This README would normally document whatever steps are necessary to get the application up and running.
Things you may want to cover:
-
Ruby version
-
System dependencies
-
Configuration
-
Database creation
-
Database initialization
-
How to run the test suite
-
Services (job queues, cache servers, search engines, etc.)
-
Deployment instructions
-
...
The objective for this homework is to deploy this ruby on rails application on AWS in 10 hours deploying the infrastructure as code. The tools used are described below:
- Terraform
- Packer
- Ansible
- Makefile
All the infrastructure has been deployed in North Virginia region (us-east-1).
A VPC with the network range 10.0.0.0/16 has been launched with the following subnets:
- 10.0.1.0/24 us-east-1a
- 10.0.2.0/24 us-east-1b
Each subnet is in a different zone to ensure the HA of the resources launched. Also both subnets have been configured to auto-assign public IP addresses and have a route table with a default gateway routing to an IGW in order to have an easier way to access to the resources launched there from the Internet. The access restrictions are configured over the security groups for each specific resource.

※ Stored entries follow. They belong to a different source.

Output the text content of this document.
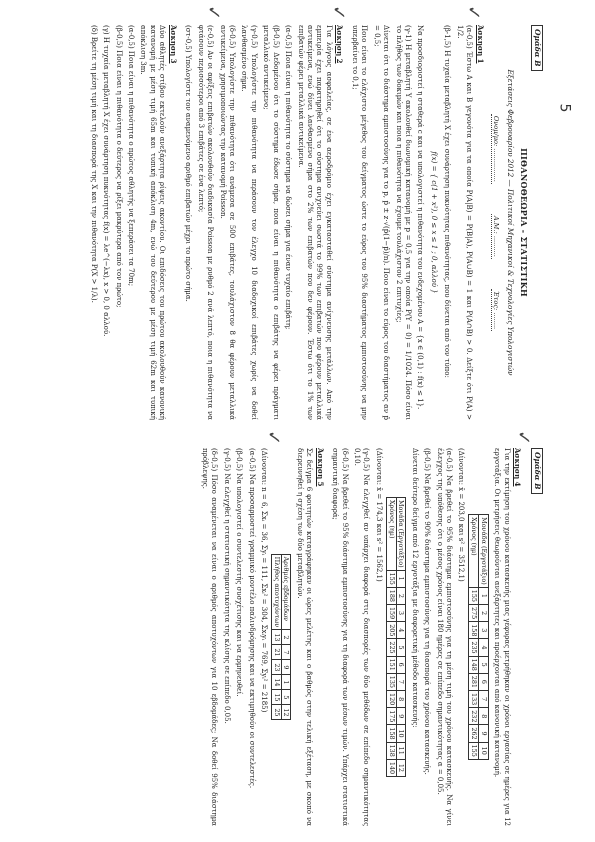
5
Ομάδα Β
ΠΙΘΑΝΟΘΕΩΡΙΑ - ΣΤΑΤΙΣΤΙΚΗ
Εξετάσεις Φεβρουαρίου 2012 — Πολιτικοί Μηχανικοί & Τεχνολογίες Υπολογιστών
Ονομ/μο: ................
Α.Μ.: ..........
Έτος: ........
Άσκηση 1

(α-0,5) Έστω Α και Β γεγονότα για τα οποία P(A|B) = P(B|A), P(A∪B) = 1 και P(A∩B) > 0. Δείξτε ότι P(A) > 1/2.

(β-1,5) Η τυχαία μεταβλητή Χ έχει συνάρτηση πυκνότητας πιθανότητας, που δίνεται από τον τύπο:

f(x) = { c(1 + x²), 0 ≤ x ≤ 1 ; 0, αλλού }

Να προσδιοριστεί η σταθερά c και να υπολογιστεί η πιθανότητα του ενδεχομένου Α = {x ∈ (0,1) : f(x) ≤ 1}.

(γ-1) Η μεταβλητή Υ ακολουθεί διωνυμική κατανομή με p = 0,5 για την οποία P(Υ = 0) = 1/1024. Πόσο είναι το πλήθος των δοκιμών και ποια η πιθανότητα να έχουμε τουλάχιστον 2 επιτυχίες;

Δίνεται ότι το διάστημα εμπιστοσύνης για το p, p̂ ± z·√(p̂(1−p̂)/n). Ποιο είναι το εύρος του διαστήματος αν p̂ = 0,5;

Ποιο είναι το ελάχιστο μέγεθος του δείγματος ώστε το εύρος του 95% διαστήματος εμπιστοσύνης να μην υπερβαίνει το 0,1;

Άσκηση 2

Για λόγους ασφαλείας, σε ένα αεροδρόμιο έχει εγκατασταθεί σύστημα ανίχνευσης μετάλλων. Από την εμπειρία έχει παρατηρηθεί ότι το σύστημα ανιχνεύει σωστά το 99% των επιβατών που φέρουν μεταλλικά αντικείμενα, ενώ δίνει λανθασμένο σήμα στο 2% των επιβατών που δεν φέρουν. Έστω ότι το 1% των επιβατών φέρει μεταλλικά αντικείμενα.

(α-0,5) Ποια είναι η πιθανότητα το σύστημα να δώσει σήμα για έναν τυχαίο επιβάτη;

(β-0,5) Δεδομένου ότι το σύστημα έδωσε σήμα, ποια είναι η πιθανότητα ο επιβάτης να φέρει πράγματι μεταλλικό αντικείμενο;

(γ-0,5) Υπολογίστε την πιθανότητα να περάσουν τον έλεγχο 10 διαδοχικοί επιβάτες χωρίς να δοθεί λανθασμένο σήμα.

(δ-0,5) Υπολογίστε την πιθανότητα ότι ανάμεσα σε 500 επιβάτες, τουλάχιστον 8 θα φέρουν μεταλλικά αντικείμενα, χρησιμοποιώντας την κατανομή Poisson.

(ε-0,5) Αν οι αφίξεις επιβατών ακολουθούν διαδικασία Poisson με ρυθμό 2 ανά λεπτό, ποια η πιθανότητα να φτάσουν περισσότεροι από 3 επιβάτες σε ένα λεπτό;

(στ-0,5) Υπολογίστε τον αναμενόμενο αριθμό επιβατών μέχρι το πρώτο σήμα.

Άσκηση 3

Δύο αθλητές στίβου εκτελούν ανεξάρτητα ρίψεις ακοντίου. Οι επιδόσεις του πρώτου ακολουθούν κανονική κατανομή με μέση τιμή 65m και τυπική απόκλιση 4m, ενώ του δεύτερου με μέση τιμή 62m και τυπική απόκλιση 3m.

(α-0,5) Ποια είναι η πιθανότητα ο πρώτος αθλητής να ξεπεράσει τα 70m;

(β-0,5) Ποια είναι η πιθανότητα ο δεύτερος να ρίξει μακρύτερα από τον πρώτο;

(γ) Η τυχαία μεταβλητή Χ έχει συνάρτηση πυκνότητας f(x) = λe^(−λx), x > 0, 0 αλλού.

(δ) Βρείτε τη μέση τιμή και τη διασπορά της Χ και την πιθανότητα P(X > 1/λ).

✓
✓
✓
✓
✓
Ομάδα Β
Άσκηση 4

Για την εκτίμηση του χρόνου κατασκευής μιας γέφυρας μετρήθηκαν οι χρόνοι εργασίας σε ημέρες για 12 εργοτάξια. Οι μετρήσεις θεωρούνται ανεξάρτητες και προέρχονται από κανονική κατανομή.

Μονάδα (Εργοτάξιο)	1	2	3	4	5	6	7	8	9	10
Χρόνος (ημ)	155	275	158	235	148	281	133	232	262	155

(Δίνονται: x̄ = 203,0 και s² = 3512,1)

(α-0,5) Να βρεθεί το 95% διάστημα εμπιστοσύνης για τη μέση τιμή του χρόνου κατασκευής. Να γίνει έλεγχος της υπόθεσης ότι ο μέσος χρόνος είναι 180 ημέρες σε επίπεδο σημαντικότητας α = 0,05.

(β-0,5) Να βρεθεί το 90% διάστημα εμπιστοσύνης για τη διασπορά του χρόνου κατασκευής.

Δίνεται δεύτερο δείγμα από 12 εργοτάξια με διαφορετική μέθοδο κατασκευής:

Μονάδα (Εργοτάξιο)	1	2	3	4	5	6	7	8	9	10	11	12
Χρόνος (ημ)	155	188	159	205	225	151	135	120	175	158	138	140

(Δίνονται: x̄ = 174,3 και s² = 1562,1)

(γ-0,5) Να ελεγχθεί αν υπάρχει διαφορά στις διασπορές των δύο μεθόδων σε επίπεδο σημαντικότητας 0,10.

(δ-0,5) Να βρεθεί το 95% διάστημα εμπιστοσύνης για τη διαφορά των μέσων τιμών. Υπάρχει στατιστικά σημαντική διαφορά;

Άσκηση 5

Σε δείγμα 6 φοιτητών καταγράφηκαν οι ώρες μελέτης και ο βαθμός στην τελική εξέταση, με σκοπό να διερευνηθεί η σχέση των δύο μεταβλητών.

Αριθμός εβδομάδων	2	7	9	1	5	12
Πλήθος αποτυχόντων	13	21	23	14	15	25

(Δίνονται: n = 6, Σxᵢ = 36, Σyᵢ = 111, Σxᵢ² = 304, Σxᵢyᵢ = 769, Σyᵢ² = 2185)

(α-0,5) Να προσαρμοστεί γραμμικό μοντέλο παλινδρόμησης και να εκτιμηθούν οι συντελεστές.

(β-0,5) Να υπολογιστεί ο συντελεστής συσχέτισης και να ερμηνευθεί.

(γ-0,5) Να ελεγχθεί η στατιστική σημαντικότητα της κλίσης σε επίπεδο 0,05.

(δ-0,5) Πόσο αναμένεται να είναι ο αριθμός αποτυχόντων για 10 εβδομάδες; Να δοθεί 95% διάστημα πρόβλεψης.
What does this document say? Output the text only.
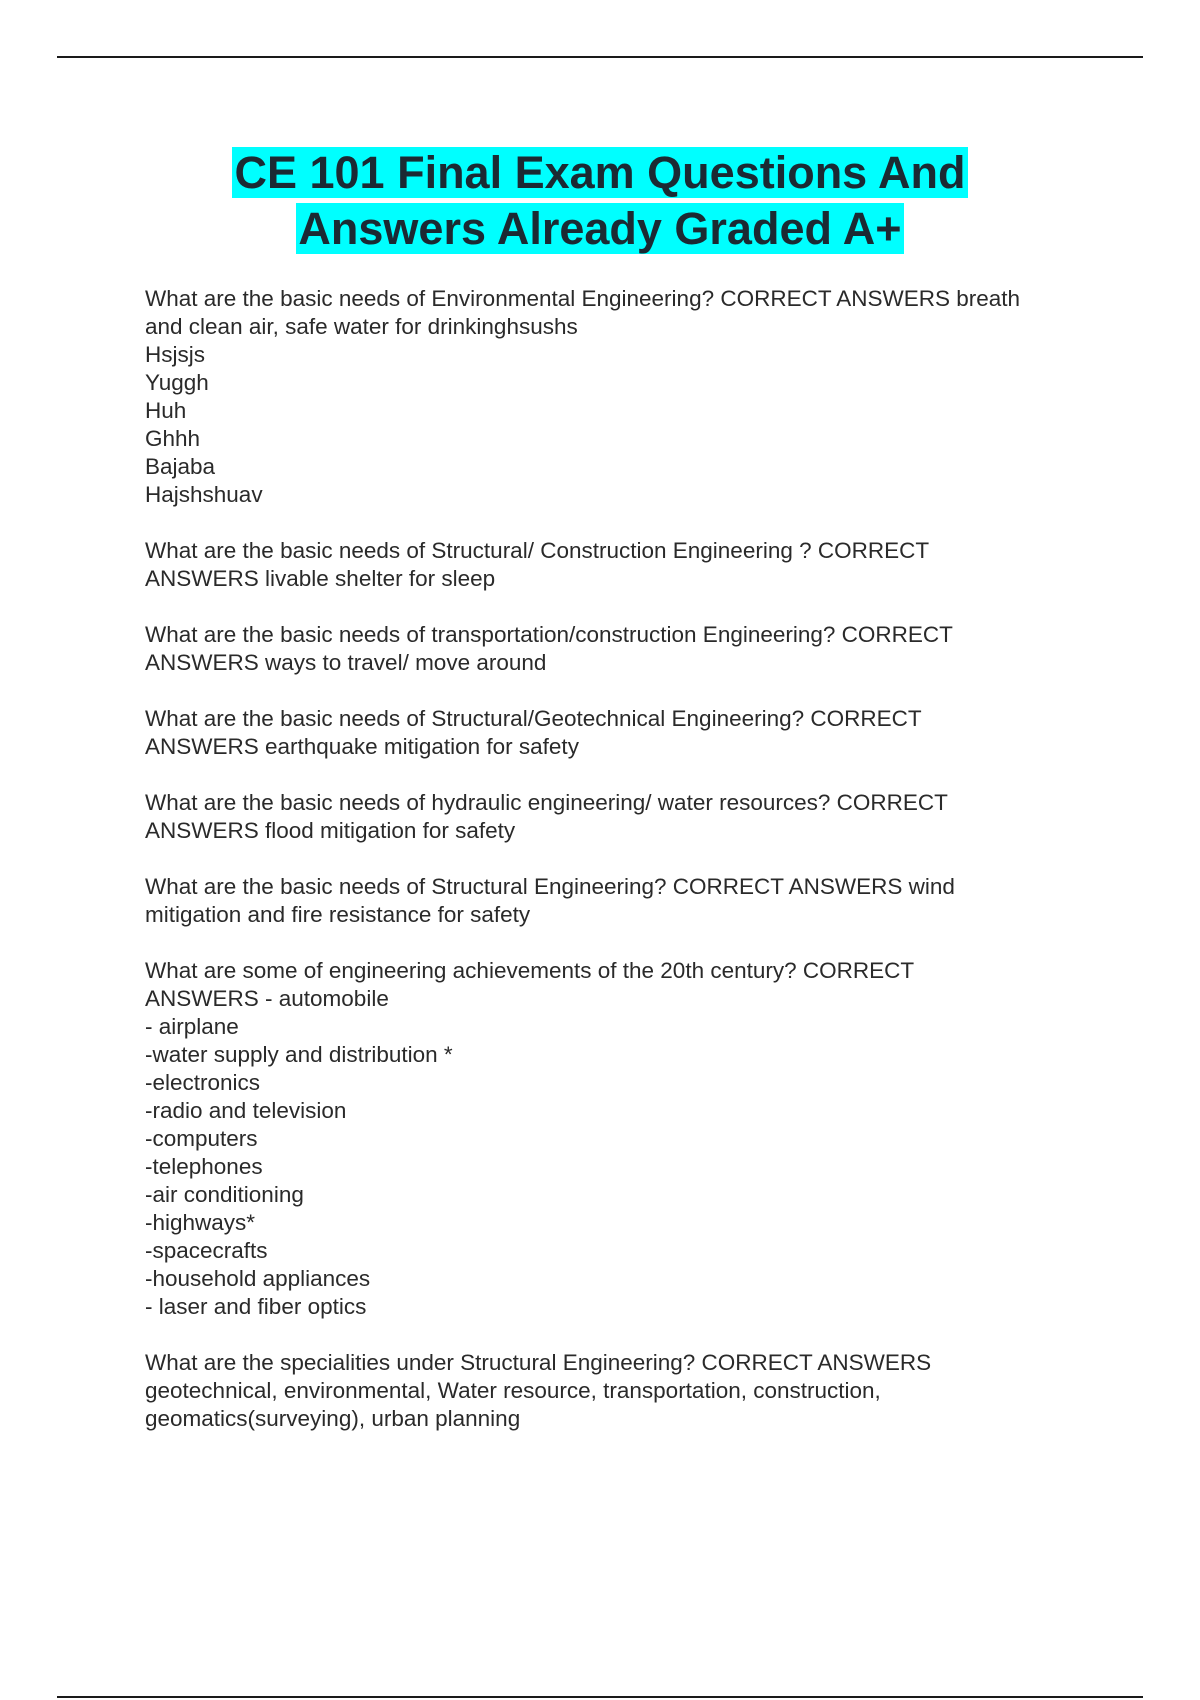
CE 101 Final Exam Questions And
Answers Already Graded A+
What are the basic needs of Environmental Engineering? CORRECT ANSWERS breath
and clean air, safe water for drinkinghsushs
Hsjsjs
Yuggh
Huh
Ghhh
Bajaba
Hajshshuav
What are the basic needs of Structural/ Construction Engineering ? CORRECT
ANSWERS livable shelter for sleep
What are the basic needs of transportation/construction Engineering? CORRECT
ANSWERS ways to travel/ move around
What are the basic needs of Structural/Geotechnical Engineering? CORRECT
ANSWERS earthquake mitigation for safety
What are the basic needs of hydraulic engineering/ water resources? CORRECT
ANSWERS flood mitigation for safety
What are the basic needs of Structural Engineering? CORRECT ANSWERS wind
mitigation and fire resistance for safety
What are some of engineering achievements of the 20th century? CORRECT
ANSWERS - automobile
- airplane
-water supply and distribution *
-electronics
-radio and television
-computers
-telephones
-air conditioning
-highways*
-spacecrafts
-household appliances
- laser and fiber optics
What are the specialities under Structural Engineering? CORRECT ANSWERS
geotechnical, environmental, Water resource, transportation, construction,
geomatics(surveying), urban planning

Web servers has been deployed with an ASG of t2.micro instances to take profit of the free tier. Also I keept the size of the ASG very low for cost reasons (min size 1 and max size 2), that means the infrastructure doesn't have high availability, but it's prepared to have it. Also I didn't configure scaling policies due to a lack of time, this is something I think it's not relevant for the homework right now and I decided to leave it.
The AMI of the webapp ASG it's build using packer and ansible. The stack for the AMI it's deployed using some public ansible roles I've found from ansible galaxy in order to save time,
The AMI contains the following in order to have the app working:
- Ubuntu 18.04.1 LTS
- ruby 2.5.1: Installed using the ansible role [1].
- nginx & phusion passenger: Installed using the ansible role [2].
Also an ELB is configured to send the requests to the ASG instances.
A MySQL 5.7 RDS instance has been launched to store the database. This is the only resource has been deployed without using terraform. The main reason has been to save time, it wouldn't worth the time spent coding this part for the final results. Also the RDS has launched without MultiAZ or any read replica, again to save costs.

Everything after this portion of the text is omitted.